Mohammed Fairouz’s Symphony No.4 In the Shadow of No Towers (2012) takes its inspiration from a comic book by Art Spiegelman that captures the horror and reactions to the tragedy of the terrorist attacks of September 11th 2001. Written for wind ensemble, the University of Kansas Wind Ensemble is joined in this recording by trumpeter, Janis Porietis .

The New Normal opens quietly, drawing lovely sonorities from the wind ensemble with some quite unusual sounds. Suddenly a huge outburst changes the nature of the music – the horror of 9/11 – a rising motif with clashing chords. The music quietens a little, in a kind of quick funeral march before the opening theme returns but is interrupted by the violent second theme. A quiet, sinister section appears with a plaintive trumpet over the sonorities of the ensemble that continues until the end.

Notes of a Heartbroken Narcissist is scored for timpani, two sets of chimes, bass drum, harp, piano double bass and suspended cymbals that are scratched by coins to create the strange, quiet opening. The chimes enter as do piano, harp and double bass in this haunting music, a landscape of bleak destruction. The music descends to the depths with piano and double bass in their lowest register along with strange percussion sounds. The bells continue to chime occasionally as if in memoriam. Eventually the music reduces to cymbals before harp picks out a theme. Slowly the music growls in the bass with piano and double bass before there is almost silence as cymbals quietly sound to end.

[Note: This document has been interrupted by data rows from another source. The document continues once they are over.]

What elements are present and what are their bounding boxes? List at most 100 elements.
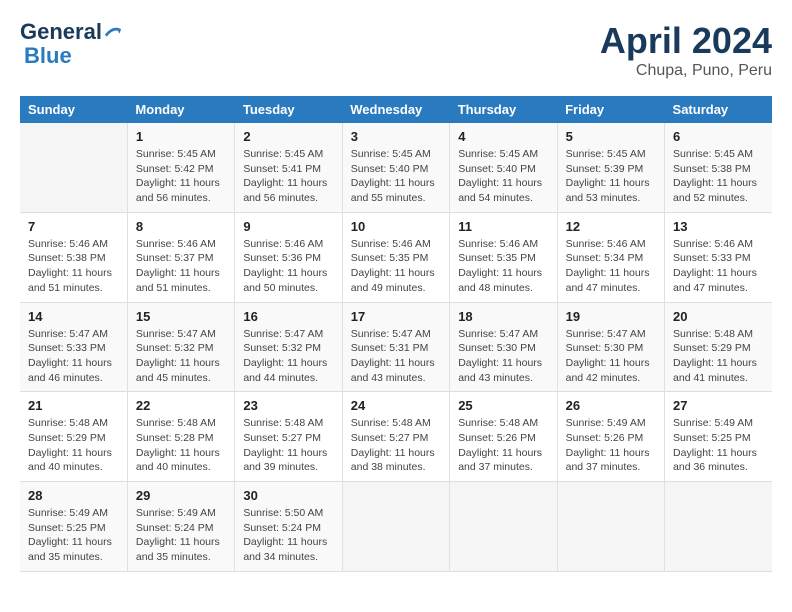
calendar-table: SundayMondayTuesdayWednesdayThursdayFrid… — [20, 96, 772, 572]
calendar-cell: 23Sunrise: 5:48 AM Sunset: 5:27 PM Dayli… — [235, 392, 342, 482]
calendar-cell — [20, 123, 127, 212]
calendar-cell: 18 Sunrise: 5:47 AM Sunset: 5:30 PM Dayli… — [450, 302, 557, 392]
week-row-4: 21 Sunrise: 5:48 AM Sunset: 5:29 PM Dayli… — [20, 392, 772, 482]
page-header: General Blue April 2024 Chupa, Puno, Per… — [20, 20, 772, 80]
day-info: Sunrise: 5:48 AM Sunset: 5:29 PM Dayligh… — [673, 327, 764, 386]
day-info: Sunrise: 5:45 AM Sunset: 5:42 PM Dayligh… — [136, 147, 226, 206]
weekday-header-wednesday: Wednesday — [342, 96, 449, 123]
day-number: 20 — [673, 309, 764, 324]
calendar-cell — [665, 482, 772, 572]
calendar-cell: 3 Sunrise: 5:45 AM Sunset: 5:40 PM Daylig… — [342, 123, 449, 212]
day-info: Sunrise: 5:48 AM Sunset: 5:28 PM Dayligh… — [136, 416, 226, 475]
day-info: Sunrise: 5:45 AM Sunset: 5:40 PM Dayligh… — [458, 147, 548, 206]
day-number: 11 — [458, 219, 548, 234]
calendar-cell: 2Sunrise: 5:45 AM Sunset: 5:41 PM Daylig… — [235, 123, 342, 212]
calendar-cell: 24 Sunrise: 5:48 AM Sunset: 5:27 PM Dayli… — [342, 392, 449, 482]
day-info: Sunrise: 5:45 AM Sunset: 5:39 PM Dayligh… — [566, 147, 656, 206]
day-number: 14 — [28, 309, 119, 324]
calendar-cell: 16Sunrise: 5:47 AM Sunset: 5:32 PM Dayli… — [235, 302, 342, 392]
day-number: 30 — [243, 488, 333, 503]
calendar-cell: 20 Sunrise: 5:48 AM Sunset: 5:29 PM Dayli… — [665, 302, 772, 392]
day-number: 22 — [136, 398, 226, 413]
day-info: Sunrise: 5:46 AM Sunset: 5:38 PM Dayligh… — [28, 237, 119, 296]
logo: General Blue — [20, 20, 122, 68]
day-info: Sunrise: 5:47 AM Sunset: 5:32 PM Dayligh… — [136, 327, 226, 386]
day-number: 19 — [566, 309, 656, 324]
day-number: 15 — [136, 309, 226, 324]
day-info: Sunrise: 5:45 AM Sunset: 5:38 PM Dayligh… — [673, 147, 764, 206]
weekday-header-monday: Monday — [127, 96, 234, 123]
day-number: 29 — [136, 488, 226, 503]
day-number: 8 — [136, 219, 226, 234]
calendar-cell: 5 Sunrise: 5:45 AM Sunset: 5:39 PM Daylig… — [557, 123, 664, 212]
calendar-cell: 6 Sunrise: 5:45 AM Sunset: 5:38 PM Daylig… — [665, 123, 772, 212]
day-info: Sunrise: 5:45 AM Sunset: 5:41 PM Dayligh… — [243, 147, 333, 206]
day-number: 3 — [351, 129, 441, 144]
calendar-cell: 26 Sunrise: 5:49 AM Sunset: 5:26 PM Dayli… — [557, 392, 664, 482]
calendar-cell: 15 Sunrise: 5:47 AM Sunset: 5:32 PM Dayli… — [127, 302, 234, 392]
day-number: 6 — [673, 129, 764, 144]
location: Chupa, Puno, Peru — [600, 62, 772, 80]
calendar-cell — [450, 482, 557, 572]
calendar-cell: 9Sunrise: 5:46 AM Sunset: 5:36 PM Daylig… — [235, 212, 342, 302]
calendar-cell: 21 Sunrise: 5:48 AM Sunset: 5:29 PM Dayli… — [20, 392, 127, 482]
calendar-cell: 25Sunrise: 5:48 AM Sunset: 5:26 PM Dayli… — [450, 392, 557, 482]
day-info: Sunrise: 5:47 AM Sunset: 5:30 PM Dayligh… — [458, 327, 548, 386]
day-info: Sunrise: 5:47 AM Sunset: 5:31 PM Dayligh… — [351, 327, 441, 386]
month-title: April 2024 — [600, 20, 772, 62]
calendar-cell — [342, 482, 449, 572]
day-info: Sunrise: 5:49 AM Sunset: 5:25 PM Dayligh… — [673, 416, 764, 475]
calendar-cell: 1 Sunrise: 5:45 AM Sunset: 5:42 PM Daylig… — [127, 123, 234, 212]
day-info: Sunrise: 5:47 AM Sunset: 5:33 PM Dayligh… — [28, 327, 119, 386]
calendar-cell: 10 Sunrise: 5:46 AM Sunset: 5:35 PM Dayli… — [342, 212, 449, 302]
day-number: 27 — [673, 398, 764, 413]
logo-icon — [104, 23, 122, 41]
day-info: Sunrise: 5:49 AM Sunset: 5:25 PM Dayligh… — [28, 506, 119, 565]
day-number: 9 — [243, 219, 333, 234]
logo-general: General — [20, 20, 102, 44]
day-number: 24 — [351, 398, 441, 413]
day-info: Sunrise: 5:46 AM Sunset: 5:35 PM Dayligh… — [458, 237, 548, 296]
calendar-cell: 22 Sunrise: 5:48 AM Sunset: 5:28 PM Dayli… — [127, 392, 234, 482]
title-block: April 2024 Chupa, Puno, Peru — [600, 20, 772, 80]
calendar-cell: 4Sunrise: 5:45 AM Sunset: 5:40 PM Daylig… — [450, 123, 557, 212]
day-number: 1 — [136, 129, 226, 144]
calendar-cell: 7 Sunrise: 5:46 AM Sunset: 5:38 PM Daylig… — [20, 212, 127, 302]
day-number: 13 — [673, 219, 764, 234]
week-row-3: 14 Sunrise: 5:47 AM Sunset: 5:33 PM Dayli… — [20, 302, 772, 392]
day-info: Sunrise: 5:48 AM Sunset: 5:27 PM Dayligh… — [351, 416, 441, 475]
day-info: Sunrise: 5:47 AM Sunset: 5:30 PM Dayligh… — [566, 327, 656, 386]
calendar-cell: 11 Sunrise: 5:46 AM Sunset: 5:35 PM Dayli… — [450, 212, 557, 302]
day-info: Sunrise: 5:48 AM Sunset: 5:26 PM Dayligh… — [458, 416, 548, 475]
calendar-cell: 19 Sunrise: 5:47 AM Sunset: 5:30 PM Dayli… — [557, 302, 664, 392]
day-info: Sunrise: 5:48 AM Sunset: 5:29 PM Dayligh… — [28, 416, 119, 475]
day-info: Sunrise: 5:46 AM Sunset: 5:35 PM Dayligh… — [351, 237, 441, 296]
day-number: 17 — [351, 309, 441, 324]
calendar-cell: 12Sunrise: 5:46 AM Sunset: 5:34 PM Dayli… — [557, 212, 664, 302]
day-number: 28 — [28, 488, 119, 503]
day-number: 7 — [28, 219, 119, 234]
day-info: Sunrise: 5:46 AM Sunset: 5:33 PM Dayligh… — [673, 237, 764, 296]
weekday-header-saturday: Saturday — [665, 96, 772, 123]
calendar-cell: 29Sunrise: 5:49 AM Sunset: 5:24 PM Dayli… — [127, 482, 234, 572]
day-info: Sunrise: 5:47 AM Sunset: 5:32 PM Dayligh… — [243, 327, 333, 386]
calendar-cell: 28 Sunrise: 5:49 AM Sunset: 5:25 PM Dayli… — [20, 482, 127, 572]
weekday-header-thursday: Thursday — [450, 96, 557, 123]
calendar-cell: 17 Sunrise: 5:47 AM Sunset: 5:31 PM Dayli… — [342, 302, 449, 392]
weekday-header-sunday: Sunday — [20, 96, 127, 123]
day-number: 18 — [458, 309, 548, 324]
day-info: Sunrise: 5:45 AM Sunset: 5:40 PM Dayligh… — [351, 147, 441, 206]
weekday-header-row: SundayMondayTuesdayWednesdayThursdayFrid… — [20, 96, 772, 123]
day-number: 10 — [351, 219, 441, 234]
day-info: Sunrise: 5:49 AM Sunset: 5:26 PM Dayligh… — [566, 416, 656, 475]
day-number: 26 — [566, 398, 656, 413]
day-number: 21 — [28, 398, 119, 413]
day-info: Sunrise: 5:46 AM Sunset: 5:34 PM Dayligh… — [566, 237, 656, 296]
calendar-cell: 13 Sunrise: 5:46 AM Sunset: 5:33 PM Dayli… — [665, 212, 772, 302]
logo-blue: Blue — [24, 44, 72, 68]
week-row-2: 7 Sunrise: 5:46 AM Sunset: 5:38 PM Daylig… — [20, 212, 772, 302]
day-number: 5 — [566, 129, 656, 144]
day-number: 23 — [243, 398, 333, 413]
weekday-header-tuesday: Tuesday — [235, 96, 342, 123]
week-row-5: 28 Sunrise: 5:49 AM Sunset: 5:25 PM Dayli… — [20, 482, 772, 572]
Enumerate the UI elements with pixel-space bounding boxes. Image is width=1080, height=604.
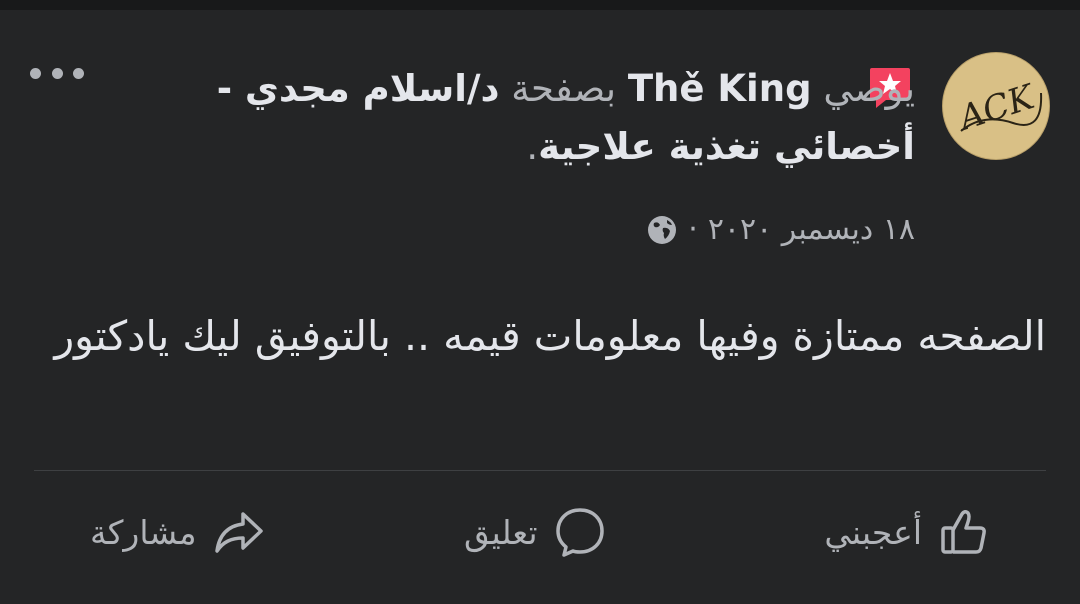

One Nation Under Two Flags comes as a shock as the wind ensemble loudly play a marching theme backed by xylophone in this almost caustic take on patriotic march themes with the music moving into a swing version of a march. Dissonant interruptions try to break up the rhythm before the music fragments into variations of the theme before returning to the lively, brash march to end.

Wood blocks give the rhythm of a ticking of a clock in Anniversaries before the rich sound of the wind instruments enter with a slow melancholy theme. The metronome marking for this movement is precisely quarter note (crotchet) = 60 making this final movement 9’ 11’’ long exactly. The ensemble weaves a sonorous, melancholy theme around the ever ticking wood blocks as lower wind instruments add deep mournful sonorities. Fairouz varies the textures as the movement progresses and grows inexorably louder, with xylophone and cymbal clashes joining as the music leads to a sudden end.

This impressive symphony receives a terrific performance by the University of Kansas Wind Ensemble.

The recording quality is excellent and there are informative booklet notes by Paul R. Laird, Professor of Musicology at the University of Kansas.